365 U.S. at 327-28, 81 S. Ct. at 627-628.
In this case, there is no dispute that the line of commerce involved is gasoline. The parties also agree that the relevant market area is greater Philadelphia.
Thus, whether summary judgment may be entered for Gulf with respect to the plaintiffs' Clayton Act, and by implication, their Sherman Act, exclusive dealing claims, depends upon consideration of the third step of the Tampa Electric analysis. To determine whether the exclusive dealing contracts in issue foreclosed competition in a substantial share of the relevant market,
it is necessary to weigh the probable effect of the contract on the relevant area of effective competition, taking into account the relative strength of the parties, the proportionate volume of commerce involved in relation to the total volume of commerce in the relevant market area, and the probable immediate and future effects which pre-emption of that share of the market might have on effective competition therein.
Tampa Electric, supra, 365 U.S. at 329, 81 S. Ct. at 629.
In addition, " Tampa Electric makes clear that in deciding whether an exclusive dealing contract violates section 3, the judiciary must take into account the economic justification for the arrangement." American Motor Inns, Inc. v.
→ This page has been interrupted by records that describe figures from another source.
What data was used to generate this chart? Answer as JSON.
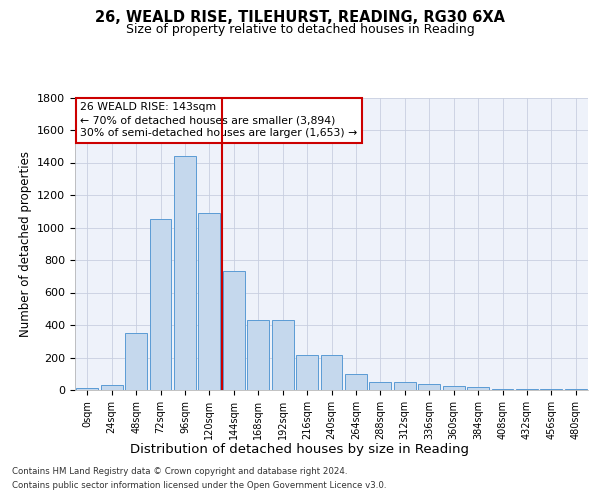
{
  "title1": "26, WEALD RISE, TILEHURST, READING, RG30 6XA",
  "title2": "Size of property relative to detached houses in Reading",
  "xlabel": "Distribution of detached houses by size in Reading",
  "ylabel": "Number of detached properties",
  "bar_color": "#c5d8ed",
  "bar_edge_color": "#5b9bd5",
  "background_color": "#eef2fa",
  "grid_color": "#c8cfe0",
  "categories": [
    "0sqm",
    "24sqm",
    "48sqm",
    "72sqm",
    "96sqm",
    "120sqm",
    "144sqm",
    "168sqm",
    "192sqm",
    "216sqm",
    "240sqm",
    "264sqm",
    "288sqm",
    "312sqm",
    "336sqm",
    "360sqm",
    "384sqm",
    "408sqm",
    "432sqm",
    "456sqm",
    "480sqm"
  ],
  "values": [
    10,
    30,
    350,
    1050,
    1440,
    1090,
    730,
    430,
    430,
    215,
    215,
    100,
    50,
    50,
    40,
    25,
    20,
    5,
    5,
    5,
    5
  ],
  "vline_color": "#cc0000",
  "annotation_line1": "26 WEALD RISE: 143sqm",
  "annotation_line2": "← 70% of detached houses are smaller (3,894)",
  "annotation_line3": "30% of semi-detached houses are larger (1,653) →",
  "annotation_box_color": "#cc0000",
  "footer1": "Contains HM Land Registry data © Crown copyright and database right 2024.",
  "footer2": "Contains public sector information licensed under the Open Government Licence v3.0.",
  "ylim": [
    0,
    1800
  ],
  "yticks": [
    0,
    200,
    400,
    600,
    800,
    1000,
    1200,
    1400,
    1600,
    1800
  ]
}
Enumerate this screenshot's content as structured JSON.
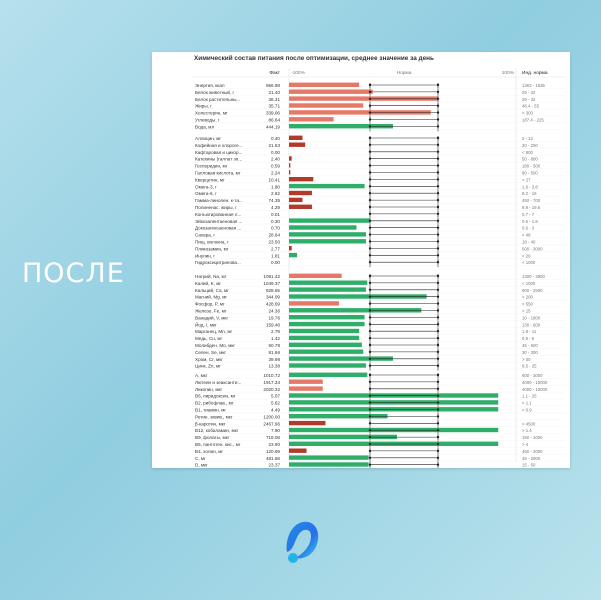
{
  "side_label": "ПОСЛЕ",
  "logo": {
    "icon": "wave-logo-icon",
    "color": "#2a6ee8"
  },
  "chart_data": {
    "type": "bar",
    "title": "Химический состав питания после оптимизации, среднее значение за день",
    "header": {
      "fact": "Факт",
      "left_pct": "-100%",
      "center": "Норма",
      "right_pct": "100%",
      "norm": "Инд. норма"
    },
    "colors": {
      "deficit": "#b23a2a",
      "normal": "#2fae6a",
      "excess": "#e57968"
    },
    "groups": [
      [
        {
          "name": "Энергия, ккал",
          "fact": "956.98",
          "level": 0.52,
          "status": "excess",
          "norm": "1363 - 1636"
        },
        {
          "name": "Белок животный, г",
          "fact": "21.40",
          "level": 0.62,
          "status": "excess",
          "norm": "29 - 32"
        },
        {
          "name": "Белок растительны...",
          "fact": "38.31",
          "level": 1.1,
          "status": "excess",
          "norm": "29 - 32"
        },
        {
          "name": "Жиры, г",
          "fact": "35.71",
          "level": 0.55,
          "status": "excess",
          "norm": "48.4 - 55"
        },
        {
          "name": "Холестерин, мг",
          "fact": "339.06",
          "level": 1.05,
          "status": "excess",
          "norm": "< 300"
        },
        {
          "name": "Углеводы, г",
          "fact": "86.64",
          "level": 0.33,
          "status": "excess",
          "norm": "187.4 - 225"
        },
        {
          "name": "Вода, мл",
          "fact": "444.19",
          "level": 0.77,
          "status": "normal",
          "norm": ""
        }
      ],
      [
        {
          "name": "Аллицин, мг",
          "fact": "0.40",
          "level": 0.1,
          "status": "deficit",
          "norm": "2 - 12"
        },
        {
          "name": "Кофейная и хлороге...",
          "fact": "21.63",
          "level": 0.12,
          "status": "deficit",
          "norm": "20 - 200"
        },
        {
          "name": "Кафтаровая и цикор...",
          "fact": "0.00",
          "level": 0,
          "status": "deficit",
          "norm": "< 800"
        },
        {
          "name": "Катехины (галлат эп...",
          "fact": "2.40",
          "level": 0.02,
          "status": "deficit",
          "norm": "50 - 800"
        },
        {
          "name": "Гесперидин, мг",
          "fact": "0.59",
          "level": 0.01,
          "status": "deficit",
          "norm": "180 - 500"
        },
        {
          "name": "Галловая кислота, мг",
          "fact": "2.24",
          "level": 0.01,
          "status": "deficit",
          "norm": "90 - 500"
        },
        {
          "name": "Кверцетин, мг",
          "fact": "10.41",
          "level": 0.18,
          "status": "deficit",
          "norm": "> 27"
        },
        {
          "name": "Омега-3, г",
          "fact": "1.80",
          "level": 0.56,
          "status": "normal",
          "norm": "1.6 - 3.8"
        },
        {
          "name": "Омега-6, г",
          "fact": "2.62",
          "level": 0.17,
          "status": "deficit",
          "norm": "8.2 - 16"
        },
        {
          "name": "Гамма-линолен. к-та...",
          "fact": "74.35",
          "level": 0.1,
          "status": "deficit",
          "norm": "450 - 700"
        },
        {
          "name": "Полиненас. жиры, г",
          "fact": "4.29",
          "level": 0.17,
          "status": "deficit",
          "norm": "9.9 - 19.6"
        },
        {
          "name": "Конъюгированная л...",
          "fact": "0.01",
          "level": 0,
          "status": "deficit",
          "norm": "0.7 - 7"
        },
        {
          "name": "Эйкозапентаеновая ...",
          "fact": "0.30",
          "level": 0.6,
          "status": "normal",
          "norm": "0.5 - 1.8"
        },
        {
          "name": "Докозагексаеновая ...",
          "fact": "0.70",
          "level": 0.5,
          "status": "normal",
          "norm": "0.6 - 3"
        },
        {
          "name": "Сахара, г",
          "fact": "28.64",
          "level": 0.57,
          "status": "normal",
          "norm": "< 48"
        },
        {
          "name": "Пищ. волокна, г",
          "fact": "23.50",
          "level": 0.57,
          "status": "normal",
          "norm": "18 - 40"
        },
        {
          "name": "Пликозамин, мг",
          "fact": "2.77",
          "level": 0.02,
          "status": "deficit",
          "norm": "500 - 3000"
        },
        {
          "name": "Инулин, г",
          "fact": "1.81",
          "level": 0.06,
          "status": "normal",
          "norm": "< 20"
        },
        {
          "name": "Гидроксицитринова...",
          "fact": "0.00",
          "level": 0,
          "status": "normal",
          "norm": "< 1000"
        }
      ],
      [
        {
          "name": "Натрий, Na, мг",
          "fact": "1091.42",
          "level": 0.39,
          "status": "excess",
          "norm": "1300 - 3900"
        },
        {
          "name": "Калий, K, мг",
          "fact": "1049.37",
          "level": 0.58,
          "status": "normal",
          "norm": "< 1000"
        },
        {
          "name": "Кальций, Ca, мг",
          "fact": "928.65",
          "level": 0.57,
          "status": "normal",
          "norm": "900 - 2500"
        },
        {
          "name": "Магний, Mg, мг",
          "fact": "344.09",
          "level": 1.02,
          "status": "normal",
          "norm": "> 200"
        },
        {
          "name": "Фосфор, P, мг",
          "fact": "428.69",
          "level": 0.37,
          "status": "excess",
          "norm": "> 550"
        },
        {
          "name": "Железо, Fe, мг",
          "fact": "24.36",
          "level": 0.98,
          "status": "normal",
          "norm": "> 15"
        },
        {
          "name": "Ванадий, V, мкг",
          "fact": "19.76",
          "level": 0.56,
          "status": "normal",
          "norm": "10 - 1800"
        },
        {
          "name": "Йод, I, мкг",
          "fact": "159.48",
          "level": 0.56,
          "status": "normal",
          "norm": "130 - 600"
        },
        {
          "name": "Марганец, Mn, мг",
          "fact": "2.79",
          "level": 0.52,
          "status": "normal",
          "norm": "1.8 - 11"
        },
        {
          "name": "Медь, Cu, мг",
          "fact": "1.42",
          "level": 0.52,
          "status": "normal",
          "norm": "0.9 - 5"
        },
        {
          "name": "Молибден, Mo, мкг",
          "fact": "50.78",
          "level": 0.54,
          "status": "normal",
          "norm": "45 - 600"
        },
        {
          "name": "Селен, Se, мкг",
          "fact": "81.66",
          "level": 0.55,
          "status": "normal",
          "norm": "30 - 300"
        },
        {
          "name": "Хром, Cr, мкг",
          "fact": "39.98",
          "level": 0.77,
          "status": "normal",
          "norm": "> 30"
        },
        {
          "name": "Цинк, Zn, мг",
          "fact": "13.38",
          "level": 0.57,
          "status": "normal",
          "norm": "9.5 - 25"
        }
      ],
      [
        {
          "name": "А, мкг",
          "fact": "1010.72",
          "level": 0.58,
          "status": "normal",
          "norm": "600 - 3000"
        },
        {
          "name": "Лютеин и зеаксанти...",
          "fact": "1917.34",
          "level": 0.25,
          "status": "excess",
          "norm": "4000 - 10000"
        },
        {
          "name": "Ликопин, мкг",
          "fact": "2020.32",
          "level": 0.25,
          "status": "excess",
          "norm": "4000 - 10000"
        },
        {
          "name": "В6, пиридоксин, мг",
          "fact": "5.07",
          "level": 1.55,
          "status": "normal",
          "norm": "1.1 - 25"
        },
        {
          "name": "В2, рибофлав., мг",
          "fact": "5.62",
          "level": 1.55,
          "status": "normal",
          "norm": "> 1.1"
        },
        {
          "name": "В1, тиамин, мг",
          "fact": "4.49",
          "level": 1.55,
          "status": "normal",
          "norm": "> 0.9"
        },
        {
          "name": "Ретин. эквив., мкг",
          "fact": "1200.00",
          "level": 0.73,
          "status": "normal",
          "norm": ""
        },
        {
          "name": "β-каротин, мкг",
          "fact": "2467.96",
          "level": 0.27,
          "status": "deficit",
          "norm": "> 4500"
        },
        {
          "name": "В12, кобаламин, мкг",
          "fact": "7.90",
          "level": 1.55,
          "status": "normal",
          "norm": "> 1.4"
        },
        {
          "name": "В9, фолаты, мкг",
          "fact": "719.08",
          "level": 0.8,
          "status": "normal",
          "norm": "150 - 1000"
        },
        {
          "name": "В5, пантотен. кис., мг",
          "fact": "23.90",
          "level": 1.55,
          "status": "normal",
          "norm": "> 4"
        },
        {
          "name": "В4, холин, мг",
          "fact": "120.89",
          "level": 0.13,
          "status": "deficit",
          "norm": "450 - 2000"
        },
        {
          "name": "С, мг",
          "fact": "481.68",
          "level": 0.59,
          "status": "normal",
          "norm": "45 - 2000"
        },
        {
          "name": "D, мкг",
          "fact": "23.37",
          "level": 0.59,
          "status": "normal",
          "norm": "15 - 50"
        }
      ]
    ]
  }
}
Holiday Inns, Inc., 521 F.2d 1230, 1251 (3d Cir.1975).
The statistical evidence bearing on whether a censurable foreclosure of competition may have occurred is not in dispute. Gulf's market share in the Philadelphia area is approximately 7%
which places Gulf sixth in market share size among the thirteen major gasoline suppliers in the area. Exhibit C-1, Defendant's Additional Briefing on its Motion for Summary Judgment. Of the approximately 3,000 gasoline stations in the area Gulf has 149 retail outlets or 5% of the total. These figures persuade me that even assuming that exclusive dealing agreements existed during the period embraced by the complaint, it is not likely that the agreements substantially lessened competition in the Philadelphia market.
Plaintiffs contend that a comparison of the facts here to those in Standard Oil Co. v. United States, 337 U.S. 293, 69 S. Ct. 1051, 93 L. Ed. 1371 (1949), should lead me to a contrary conclusion; it does not. In that case
the impact of the requirements contracts was studied in the setting of the large number of [Standard Oil] gasoline stations -- 5,937 or 16% of the retail outlets in the relevant market -- and the large number of contracts, over 18,000, together with the great volume of products involved. Tampa Electric, 365 U.S. at 328-29 [81 S. Ct. at 628-29] (distinguishing Standard Oil).